El cable, que atravesará el Océano Pacífico con puntos de conexión en Valparaíso y Hong Kong, se enmarca en la estrategia del régimen chino bajo el liderazgo de Xi Jinping para expandir su influencia en sectores estratégicos de América Latina. Se estima que además de datos personales, información gubernamental, militar, empresarial y de seguridad passará por esta infraestructura, con el respaldo de tecnologías de inteligencia artificial como DeepSeek, integradas al Ejército Popular de Liberación (EPL).
La falta de detalles sobre el avance del proyecto y la transparencia en su implementación generan preocupaciones, especialmente sobre posibles cargas regulatorias para las empresas chilenas, que podrían enfrentarse a costos adicionales y riesgos para sectores económicos clave.

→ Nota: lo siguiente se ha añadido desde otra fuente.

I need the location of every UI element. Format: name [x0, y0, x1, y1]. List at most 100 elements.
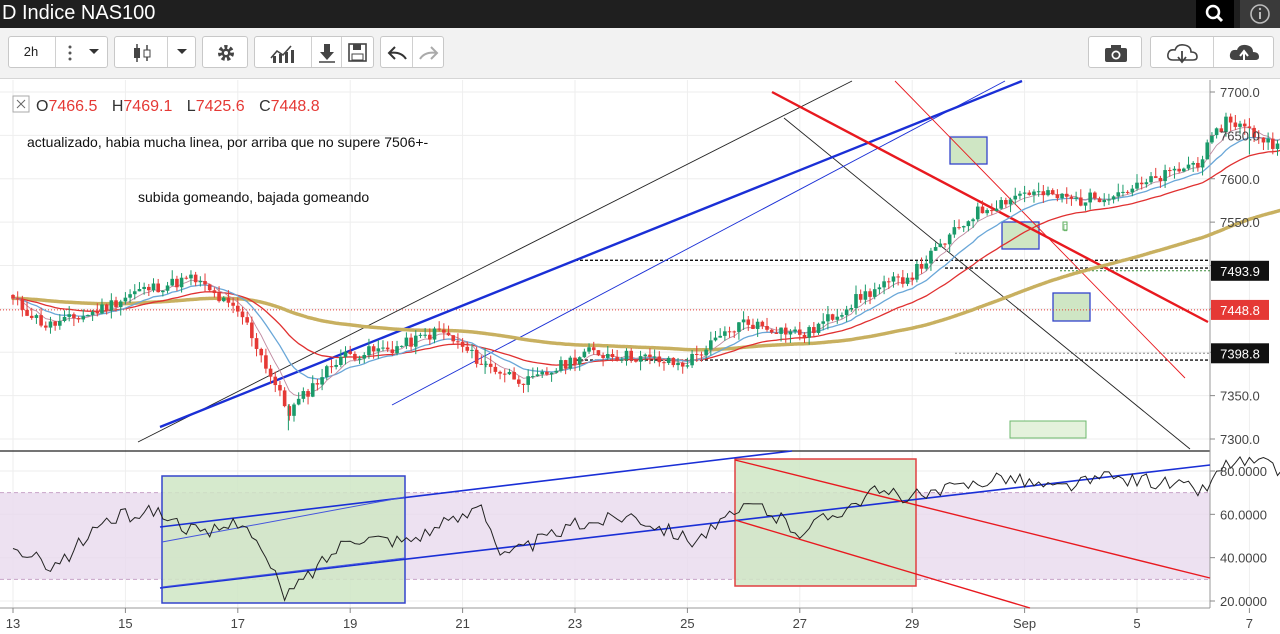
interval-label: 2h [23, 44, 39, 59]
camera-icon [1105, 45, 1127, 62]
chevron-down-icon [177, 49, 187, 54]
candle-body [15, 298, 20, 300]
candle-body [339, 356, 343, 365]
candle-body [947, 234, 952, 245]
candle-body [1238, 123, 1242, 127]
candle-body [713, 337, 718, 341]
candle-body [34, 315, 39, 318]
cloud-download-icon[interactable] [1165, 41, 1201, 65]
candle-body [29, 315, 34, 318]
screenshot-button[interactable] [1088, 36, 1142, 68]
price-chart[interactable]: ▯ O7466.5 H7469.1 L7425.6 C7448.8 actual… [0, 79, 1280, 634]
candle-body [751, 324, 755, 329]
candle-body [929, 250, 933, 264]
candle-body [62, 316, 67, 321]
candle-body [535, 374, 540, 377]
candle-body [1210, 135, 1214, 143]
candle-body [1275, 143, 1280, 149]
candle-body [798, 329, 802, 335]
candle-body [1182, 168, 1186, 172]
candle-body [123, 297, 128, 302]
candle-body [1139, 182, 1144, 185]
candle-body [657, 356, 662, 363]
channel-upper-line [137, 80, 853, 443]
candle-body [1046, 190, 1050, 196]
candle-body [165, 285, 170, 291]
time-tick-label: 27 [793, 616, 807, 631]
candle-body [81, 316, 86, 320]
candle-body [100, 304, 104, 314]
candle-body [961, 226, 966, 228]
candle-body [1069, 196, 1074, 199]
candle-body [643, 354, 648, 357]
candle-body [179, 277, 184, 288]
candle-body [1102, 199, 1107, 203]
candle-body [151, 283, 156, 291]
candle-body [357, 358, 362, 360]
redo-icon[interactable] [417, 43, 439, 63]
candle-body [662, 362, 666, 364]
candle-body [1224, 116, 1228, 133]
candle-body [348, 351, 352, 354]
candle-body [156, 283, 160, 293]
candle-body [840, 315, 844, 317]
candle-body [812, 327, 816, 333]
chart-type-selector[interactable] [114, 36, 196, 68]
undo-icon[interactable] [387, 43, 409, 63]
candle-body [1196, 162, 1200, 168]
save-icon[interactable] [347, 42, 369, 64]
candle-body [221, 297, 226, 302]
download-icon[interactable] [317, 42, 337, 64]
candle-body [470, 349, 474, 351]
candle-body [390, 349, 395, 354]
candle-body [517, 379, 521, 384]
candle-body [779, 327, 783, 334]
candle-body [1107, 199, 1111, 201]
candle-body [587, 347, 591, 352]
candle-body [1144, 182, 1149, 185]
candle-body [479, 363, 484, 365]
candle-body [170, 278, 175, 286]
candle-body [493, 366, 498, 372]
candle-body [1083, 202, 1088, 206]
cloud-upload-icon[interactable] [1227, 41, 1263, 65]
candle-body [385, 347, 390, 350]
candle-body [896, 276, 900, 278]
settings-button[interactable] [202, 36, 248, 68]
candle-body [1242, 123, 1247, 127]
candle-body [760, 321, 765, 327]
time-tick-label: 25 [680, 616, 694, 631]
candle-body [1032, 191, 1036, 195]
candle-body [58, 320, 62, 326]
candle-body [1219, 128, 1224, 133]
candle-body [1018, 193, 1022, 196]
candle-body [198, 281, 203, 283]
candle-body [428, 334, 432, 340]
time-tick-label: 29 [905, 616, 919, 631]
candle-body [1177, 168, 1181, 172]
interval-selector[interactable]: 2h [8, 36, 108, 68]
candle-body [329, 366, 334, 368]
candle-body [1163, 170, 1167, 182]
candle-body [353, 353, 357, 360]
candle-body [409, 337, 413, 347]
candle-body [1158, 177, 1163, 182]
consolidation-box-1 [949, 136, 988, 165]
chevron-down-icon[interactable] [87, 46, 101, 58]
indicators-icon[interactable] [269, 42, 297, 64]
time-tick-label: 5 [1133, 616, 1140, 631]
info-button[interactable] [1240, 0, 1280, 28]
candle-body [694, 353, 699, 355]
candle-body [376, 348, 381, 352]
cloud-tools [1150, 36, 1274, 68]
candle-body [605, 353, 610, 358]
candle-body [11, 294, 15, 299]
candle-body [938, 243, 943, 248]
candle-body [910, 277, 914, 280]
more-vertical-icon[interactable] [63, 43, 77, 63]
candle-body [648, 354, 652, 357]
search-button[interactable] [1196, 0, 1234, 28]
candle-body [858, 294, 863, 300]
ma-thin [12, 127, 1280, 397]
candle-body [1149, 176, 1153, 183]
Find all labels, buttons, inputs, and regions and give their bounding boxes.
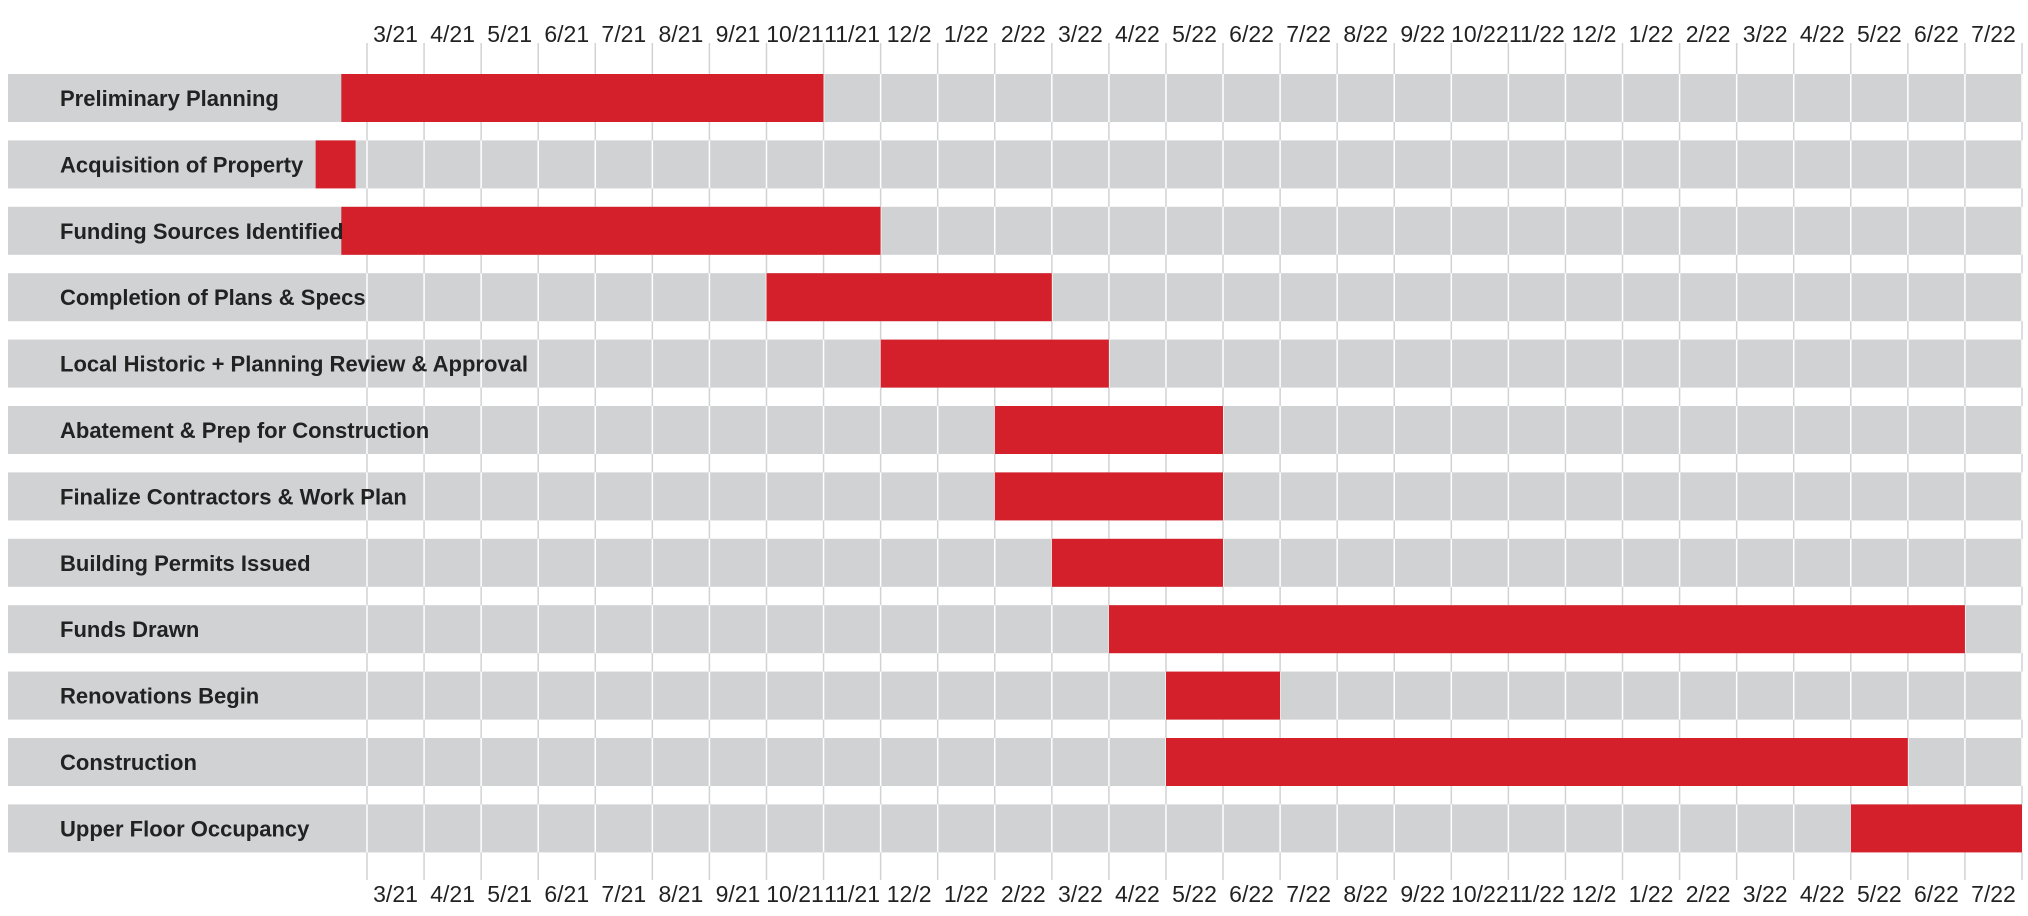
x-tick-label-bottom: 6/22 — [1229, 881, 1274, 907]
task-label: Construction — [60, 750, 197, 775]
x-tick-label-top: 5/21 — [487, 21, 532, 47]
x-tick-label-bottom: 4/21 — [430, 881, 475, 907]
x-tick-label-top: 7/21 — [601, 21, 646, 47]
x-tick-label-top: 2/22 — [1686, 21, 1731, 47]
x-tick-label-bottom: 3/22 — [1058, 881, 1103, 907]
x-tick-label-top: 12/2 — [887, 21, 932, 47]
task-label: Preliminary Planning — [60, 86, 279, 111]
task-label: Abatement & Prep for Construction — [60, 418, 429, 443]
x-tick-label-top: 9/22 — [1400, 21, 1445, 47]
x-tick-label-bottom: 8/22 — [1343, 881, 1388, 907]
x-tick-label-top: 3/22 — [1743, 21, 1788, 47]
x-tick-label-bottom: 8/21 — [658, 881, 703, 907]
x-tick-label-bottom: 6/22 — [1914, 881, 1959, 907]
task-bar — [994, 406, 1224, 454]
row-track — [8, 538, 2022, 587]
task-bar — [1051, 538, 1224, 587]
bottom-month-axis: 3/21 4/21 5/21 6/21 7/21 8/21 9/21 10/21 11/21 12… — [373, 881, 2016, 907]
x-tick-label-bottom: 7/22 — [1971, 881, 2016, 907]
x-tick-label-bottom: 11/22 — [1509, 881, 1565, 907]
x-tick-label-bottom: 5/22 — [1857, 881, 1902, 907]
x-tick-label-top: 7/22 — [1286, 21, 1331, 47]
task-label: Local Historic + Planning Review & Appro… — [60, 352, 528, 377]
x-tick-label-bottom: 1/22 — [1629, 881, 1674, 907]
x-tick-label-top: 7/22 — [1971, 21, 2016, 47]
x-tick-label-bottom: 2/22 — [1686, 881, 1731, 907]
x-tick-label-top: 10/22 — [1451, 21, 1509, 47]
task-labels: Preliminary Planning Acquisition of Prope… — [60, 86, 528, 841]
task-label: Acquisition of Property — [60, 152, 304, 177]
x-tick-label-bottom: 4/22 — [1115, 881, 1160, 907]
x-tick-label-bottom: 9/21 — [716, 881, 761, 907]
x-tick-label-bottom: 5/21 — [487, 881, 532, 907]
x-tick-label-bottom: 2/22 — [1001, 881, 1046, 907]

Asimismo, existen dudas sobre la calidad de las obras estructurales desarrolladas por China, que en otros países de la región han evidenciado graves fallas infraestructurales y impactos ambientales, como en Perú, Ecuador y Bolivia.
Tanto autoridades argentinas como expertas advierten sobre las posibles limitaciones a la soberanía, ejemplificado en la presencia de bases militares chinas en la Patagonia y la imposibilidad de controlar o auditar esas instalaciones. La manera en que se eligieron las empresas y los procesos de licitación aún no han sido revelados, lo que alimenta suspicacias sobre posibles actos de corrupción y el impacto económico del proyecto.
Aunque promotores del cable aseguran que su velocidad de transmisión sería de hasta 16 terabits por segundo, el gobierno de Chile y la embajada china en Santiago mantienen silencio sobre los detalles del proyecto. La administración de Gabriel Boric, que finaliza en semanas, parece reacia a tomar decisiones en un tema tan estratégico, dejando el asunto para un eventual próximo gobierno.
El senador Alejandro Kusanovic y el diputado Hotuiti Taae han expresado públicamente su preocupación por la falta de claridad institucional y la posible afectación a la seguridad y soberanía nacional. Ambos solicitan una revisión exhaustiva y secreta del proyecto por parte de las autoridades chilenas.
Con el cambio en la presidencia programado para el 11 de marzo, el futuro de la iniciativa se vuelve incierto. La llegada del presidente electo, José Antonio Kast, marcará un punto de inflexión en la política de Chile frente a la influencia china y la protección de sus intereses estratégicos en un escenario de creciente competencia internacional en infraestructura crítica.